Whatever the outcome, Gallacher has acquitted himself superbly over the course of the long qualifying campaign and has been tireless in his pursuit of points, having bounced back and forth across the Atlantic on both European and PGA Tour duty while adding events into his jam-packed schedule to give himself every opportunity of achieving this lifetime dream.
He has made no secret of his desire to emulate his uncle Bernard and play his part in a Ryder Cup even though he must be sick to the back teeth of the relentless probings that accompany every event he plays in. The added pressure of being the only beacon of hope for fans who want a Scot to cheer - and the biennial battle won't be back here for a long time - has only added to the hefty burden.
Barring a last-gasp Italian job, Gallacher, who has racked up a win and eight other top 10s during the qualifying process, will have to depend on that captain's pick and the danger for the Scot is that form may be overlooked in favour of former glories. Ian Poulter, Luke Donald and Lee Westwood, a trio of Ryder Cup stalwarts, are all requiring a wild card too while Italy's Francesco Molinari remains a threat to Gallacher's ambitions.
Should that English triumvirate of Poulter, Donald and Westwood get the call ahead of Gallacher, then it would be a considerable slap in the face and would send out the message that Team Europe is effectively a closed shop and an old boys' network of nod-and-a-wink customs.
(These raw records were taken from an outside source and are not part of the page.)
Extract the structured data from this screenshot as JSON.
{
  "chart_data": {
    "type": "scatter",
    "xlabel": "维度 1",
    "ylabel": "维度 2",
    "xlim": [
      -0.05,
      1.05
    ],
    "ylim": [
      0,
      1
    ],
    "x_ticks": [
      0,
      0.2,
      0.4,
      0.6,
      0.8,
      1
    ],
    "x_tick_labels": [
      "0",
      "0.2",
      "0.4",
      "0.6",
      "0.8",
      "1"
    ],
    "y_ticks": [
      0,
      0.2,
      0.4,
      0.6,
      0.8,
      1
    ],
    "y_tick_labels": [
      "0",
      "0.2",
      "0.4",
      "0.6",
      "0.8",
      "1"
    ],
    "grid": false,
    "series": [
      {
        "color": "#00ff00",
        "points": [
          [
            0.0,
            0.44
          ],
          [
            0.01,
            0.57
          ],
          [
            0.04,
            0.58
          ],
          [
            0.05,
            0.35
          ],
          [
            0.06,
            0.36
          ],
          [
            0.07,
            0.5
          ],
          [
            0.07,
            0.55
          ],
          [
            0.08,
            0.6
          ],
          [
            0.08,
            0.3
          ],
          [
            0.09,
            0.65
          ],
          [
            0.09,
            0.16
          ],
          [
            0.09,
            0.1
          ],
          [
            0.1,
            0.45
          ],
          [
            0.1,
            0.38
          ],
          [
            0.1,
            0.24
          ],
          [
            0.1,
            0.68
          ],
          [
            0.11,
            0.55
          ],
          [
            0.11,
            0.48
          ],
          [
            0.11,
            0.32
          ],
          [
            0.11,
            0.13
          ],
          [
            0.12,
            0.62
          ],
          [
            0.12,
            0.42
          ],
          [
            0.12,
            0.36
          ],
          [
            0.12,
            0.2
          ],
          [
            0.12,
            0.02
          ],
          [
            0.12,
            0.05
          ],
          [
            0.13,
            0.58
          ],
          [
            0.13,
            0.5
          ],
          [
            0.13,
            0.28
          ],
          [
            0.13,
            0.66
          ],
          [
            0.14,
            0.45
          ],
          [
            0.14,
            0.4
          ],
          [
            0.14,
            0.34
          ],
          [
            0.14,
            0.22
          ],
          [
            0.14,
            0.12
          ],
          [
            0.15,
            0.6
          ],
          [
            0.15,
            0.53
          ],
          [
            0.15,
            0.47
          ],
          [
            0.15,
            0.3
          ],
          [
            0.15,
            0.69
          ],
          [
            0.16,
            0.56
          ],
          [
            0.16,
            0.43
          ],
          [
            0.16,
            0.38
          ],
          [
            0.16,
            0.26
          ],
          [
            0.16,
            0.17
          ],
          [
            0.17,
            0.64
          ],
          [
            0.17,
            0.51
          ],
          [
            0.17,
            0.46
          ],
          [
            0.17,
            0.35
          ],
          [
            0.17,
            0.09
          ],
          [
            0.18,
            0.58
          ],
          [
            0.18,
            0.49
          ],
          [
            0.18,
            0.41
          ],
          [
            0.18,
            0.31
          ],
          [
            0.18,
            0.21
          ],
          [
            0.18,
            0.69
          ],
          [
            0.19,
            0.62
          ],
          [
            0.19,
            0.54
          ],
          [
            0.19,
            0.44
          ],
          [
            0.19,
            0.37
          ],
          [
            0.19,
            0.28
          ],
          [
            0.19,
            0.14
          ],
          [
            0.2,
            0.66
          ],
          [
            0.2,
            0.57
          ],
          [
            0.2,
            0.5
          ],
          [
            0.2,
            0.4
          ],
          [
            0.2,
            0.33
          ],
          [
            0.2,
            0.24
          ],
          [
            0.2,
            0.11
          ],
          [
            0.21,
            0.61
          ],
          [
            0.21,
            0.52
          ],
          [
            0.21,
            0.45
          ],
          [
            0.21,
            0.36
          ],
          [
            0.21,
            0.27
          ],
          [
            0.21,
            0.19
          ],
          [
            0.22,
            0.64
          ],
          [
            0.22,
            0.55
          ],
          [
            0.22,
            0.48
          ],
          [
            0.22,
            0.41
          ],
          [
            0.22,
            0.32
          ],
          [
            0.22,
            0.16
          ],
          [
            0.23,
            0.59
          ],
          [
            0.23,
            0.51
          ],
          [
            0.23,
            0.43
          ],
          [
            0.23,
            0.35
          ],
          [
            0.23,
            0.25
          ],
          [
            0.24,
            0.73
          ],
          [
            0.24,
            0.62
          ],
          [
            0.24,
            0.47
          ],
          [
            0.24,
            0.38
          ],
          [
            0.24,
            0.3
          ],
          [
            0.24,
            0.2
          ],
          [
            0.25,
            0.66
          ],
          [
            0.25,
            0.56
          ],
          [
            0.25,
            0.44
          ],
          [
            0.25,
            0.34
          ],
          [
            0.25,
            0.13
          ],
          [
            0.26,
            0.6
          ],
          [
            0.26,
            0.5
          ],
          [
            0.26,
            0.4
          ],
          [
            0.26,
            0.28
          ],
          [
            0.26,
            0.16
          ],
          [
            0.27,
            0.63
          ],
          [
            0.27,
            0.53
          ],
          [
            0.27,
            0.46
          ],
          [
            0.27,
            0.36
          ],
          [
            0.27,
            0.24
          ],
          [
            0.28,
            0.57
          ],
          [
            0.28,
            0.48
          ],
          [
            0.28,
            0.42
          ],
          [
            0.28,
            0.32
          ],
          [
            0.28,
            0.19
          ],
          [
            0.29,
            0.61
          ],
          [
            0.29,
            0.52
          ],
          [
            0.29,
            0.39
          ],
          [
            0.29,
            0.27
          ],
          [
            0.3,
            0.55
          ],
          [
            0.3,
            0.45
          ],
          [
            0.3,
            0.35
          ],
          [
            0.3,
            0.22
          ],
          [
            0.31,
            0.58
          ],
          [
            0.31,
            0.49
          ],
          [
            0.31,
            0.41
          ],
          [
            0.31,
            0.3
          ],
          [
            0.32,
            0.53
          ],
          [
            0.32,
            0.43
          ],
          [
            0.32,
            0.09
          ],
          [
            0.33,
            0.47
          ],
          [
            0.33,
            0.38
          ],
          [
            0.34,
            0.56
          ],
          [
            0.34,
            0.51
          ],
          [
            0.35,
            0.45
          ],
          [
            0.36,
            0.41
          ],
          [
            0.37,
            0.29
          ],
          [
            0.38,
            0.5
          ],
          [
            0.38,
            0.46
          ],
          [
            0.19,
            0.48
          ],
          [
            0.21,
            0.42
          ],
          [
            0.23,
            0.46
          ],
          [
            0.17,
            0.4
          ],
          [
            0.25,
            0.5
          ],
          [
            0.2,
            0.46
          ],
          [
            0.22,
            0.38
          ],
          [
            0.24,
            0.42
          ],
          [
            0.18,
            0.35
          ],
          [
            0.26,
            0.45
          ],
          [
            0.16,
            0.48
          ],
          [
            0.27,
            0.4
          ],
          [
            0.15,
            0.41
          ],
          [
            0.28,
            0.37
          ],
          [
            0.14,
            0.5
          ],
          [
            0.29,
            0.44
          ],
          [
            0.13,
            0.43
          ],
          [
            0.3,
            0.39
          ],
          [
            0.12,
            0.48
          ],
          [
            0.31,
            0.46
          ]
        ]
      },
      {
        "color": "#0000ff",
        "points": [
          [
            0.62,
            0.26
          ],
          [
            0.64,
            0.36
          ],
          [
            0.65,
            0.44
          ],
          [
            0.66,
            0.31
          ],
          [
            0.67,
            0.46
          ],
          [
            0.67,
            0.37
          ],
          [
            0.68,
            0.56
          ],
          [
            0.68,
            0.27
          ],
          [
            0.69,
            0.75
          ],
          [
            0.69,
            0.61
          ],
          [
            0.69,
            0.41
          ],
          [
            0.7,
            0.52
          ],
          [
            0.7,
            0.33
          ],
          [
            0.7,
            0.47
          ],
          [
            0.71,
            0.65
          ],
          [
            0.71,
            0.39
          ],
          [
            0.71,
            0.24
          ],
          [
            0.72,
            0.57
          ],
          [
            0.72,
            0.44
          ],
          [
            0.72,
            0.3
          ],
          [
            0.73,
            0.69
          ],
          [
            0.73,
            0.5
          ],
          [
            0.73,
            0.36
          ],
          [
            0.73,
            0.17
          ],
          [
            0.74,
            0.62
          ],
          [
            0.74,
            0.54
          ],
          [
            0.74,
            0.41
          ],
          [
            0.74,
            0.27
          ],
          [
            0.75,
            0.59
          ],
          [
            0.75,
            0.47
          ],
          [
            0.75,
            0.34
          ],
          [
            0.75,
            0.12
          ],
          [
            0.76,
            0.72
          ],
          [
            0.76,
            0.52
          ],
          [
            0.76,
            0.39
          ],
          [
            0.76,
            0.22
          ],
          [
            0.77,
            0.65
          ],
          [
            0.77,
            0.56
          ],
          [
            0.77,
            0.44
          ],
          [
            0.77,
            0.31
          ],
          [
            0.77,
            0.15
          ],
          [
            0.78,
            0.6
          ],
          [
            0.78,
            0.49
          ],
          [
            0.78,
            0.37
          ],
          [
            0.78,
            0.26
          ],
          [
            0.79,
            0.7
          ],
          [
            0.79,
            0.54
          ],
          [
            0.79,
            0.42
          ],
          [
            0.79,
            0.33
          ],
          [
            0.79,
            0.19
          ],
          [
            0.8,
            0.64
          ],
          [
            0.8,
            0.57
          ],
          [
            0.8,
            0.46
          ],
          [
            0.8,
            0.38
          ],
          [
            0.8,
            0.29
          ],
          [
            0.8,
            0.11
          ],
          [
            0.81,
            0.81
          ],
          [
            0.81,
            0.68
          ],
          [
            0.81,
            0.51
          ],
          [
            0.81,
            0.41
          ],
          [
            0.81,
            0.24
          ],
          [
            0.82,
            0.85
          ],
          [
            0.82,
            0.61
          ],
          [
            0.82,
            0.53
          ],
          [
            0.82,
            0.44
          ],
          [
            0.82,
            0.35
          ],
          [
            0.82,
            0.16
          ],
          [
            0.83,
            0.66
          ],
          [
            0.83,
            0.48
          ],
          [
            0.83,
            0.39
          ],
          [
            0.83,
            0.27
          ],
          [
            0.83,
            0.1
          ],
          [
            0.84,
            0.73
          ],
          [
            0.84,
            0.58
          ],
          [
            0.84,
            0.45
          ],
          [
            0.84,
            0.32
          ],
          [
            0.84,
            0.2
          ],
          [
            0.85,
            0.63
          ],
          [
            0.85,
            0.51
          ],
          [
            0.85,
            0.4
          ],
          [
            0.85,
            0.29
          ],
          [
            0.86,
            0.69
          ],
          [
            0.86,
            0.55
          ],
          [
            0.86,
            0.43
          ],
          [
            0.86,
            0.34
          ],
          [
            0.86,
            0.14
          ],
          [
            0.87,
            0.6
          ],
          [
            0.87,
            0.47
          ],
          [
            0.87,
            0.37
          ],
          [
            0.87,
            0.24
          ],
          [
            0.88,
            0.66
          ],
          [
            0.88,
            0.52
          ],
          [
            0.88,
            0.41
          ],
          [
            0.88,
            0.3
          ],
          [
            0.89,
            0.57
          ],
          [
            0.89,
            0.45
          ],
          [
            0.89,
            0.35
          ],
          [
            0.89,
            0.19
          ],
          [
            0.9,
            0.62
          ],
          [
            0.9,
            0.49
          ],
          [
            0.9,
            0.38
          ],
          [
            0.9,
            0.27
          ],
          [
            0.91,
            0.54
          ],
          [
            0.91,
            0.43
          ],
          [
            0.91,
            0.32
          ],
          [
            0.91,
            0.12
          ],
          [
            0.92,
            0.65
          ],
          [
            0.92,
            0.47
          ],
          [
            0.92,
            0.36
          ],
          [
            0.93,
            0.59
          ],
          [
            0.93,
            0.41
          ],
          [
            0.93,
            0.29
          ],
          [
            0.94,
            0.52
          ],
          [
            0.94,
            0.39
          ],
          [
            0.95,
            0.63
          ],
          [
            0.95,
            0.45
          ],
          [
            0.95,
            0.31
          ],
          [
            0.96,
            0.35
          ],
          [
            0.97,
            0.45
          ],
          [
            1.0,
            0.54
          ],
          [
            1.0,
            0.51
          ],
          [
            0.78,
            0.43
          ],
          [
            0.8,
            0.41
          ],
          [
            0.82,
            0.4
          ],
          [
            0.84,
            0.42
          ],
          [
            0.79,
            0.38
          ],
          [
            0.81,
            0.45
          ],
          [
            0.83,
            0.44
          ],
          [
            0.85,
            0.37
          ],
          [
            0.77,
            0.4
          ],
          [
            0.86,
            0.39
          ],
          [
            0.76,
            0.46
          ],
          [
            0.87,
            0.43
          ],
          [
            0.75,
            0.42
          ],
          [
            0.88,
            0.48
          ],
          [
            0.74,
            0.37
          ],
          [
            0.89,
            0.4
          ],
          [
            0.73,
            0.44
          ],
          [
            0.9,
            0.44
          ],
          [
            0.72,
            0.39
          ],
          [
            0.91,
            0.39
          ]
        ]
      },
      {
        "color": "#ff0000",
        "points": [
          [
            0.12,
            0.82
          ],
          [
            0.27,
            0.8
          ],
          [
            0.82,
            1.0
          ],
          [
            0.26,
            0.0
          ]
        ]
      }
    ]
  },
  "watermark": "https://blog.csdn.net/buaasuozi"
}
What's the point in the likes of Gallacher battering away to the bitter end if it's just the same faces, with their laurels from cups gone by, getting ushered in on the back of previous heroics? Yes, experience is a useful weapon in the armoury but what happens when those weapons are misfiring?
McGinley needs to be brave and bold and there can be no room for dewy-eyed sentiment. Donald's form, after a second and a fourth on the PGA Tour in the spring as well as a third in the BMW PGA at Wentworth, has tailed off while Westwood, apart from occasional flashes, has endured a pretty desperate season. Poulter was warned 12 months ago by McGinley that if he "has a very poor year next year he won't be in the team". He enjoyed a strong finish to 2013, but Ryder Cup year has hardly been a vintage one for the man who was revered as a golfing Messiah for his exploits in the Miracle of Medinah two years ago. It's been a poor year but poor enough to miss out? I doubt it. Westwood and Donald are the ones on the dicey ground.
McGinley has always been an advocate of 'horses for courses'. Gallacher certainly fits that bill with seven top-15 finishes since 2001 over Gleneagles's PGA Centenary course, including a play-off defeat in last season's Johnnie Walker Championship. Donald has never played it, Poulter was last there about 10 years ago and Westwood hasn't played it since 2008.
The presence of a Scot would be huge for this Scottish showpiece. McGinley was never going to pick one for the sheer hell of it but Gallacher has given him plenty of reasons to do it.
Then again, he may just win the Italian Open and we'll not need to worry about wild cards. Whatever the route, Gallacher deserves his Ryder Cup chance.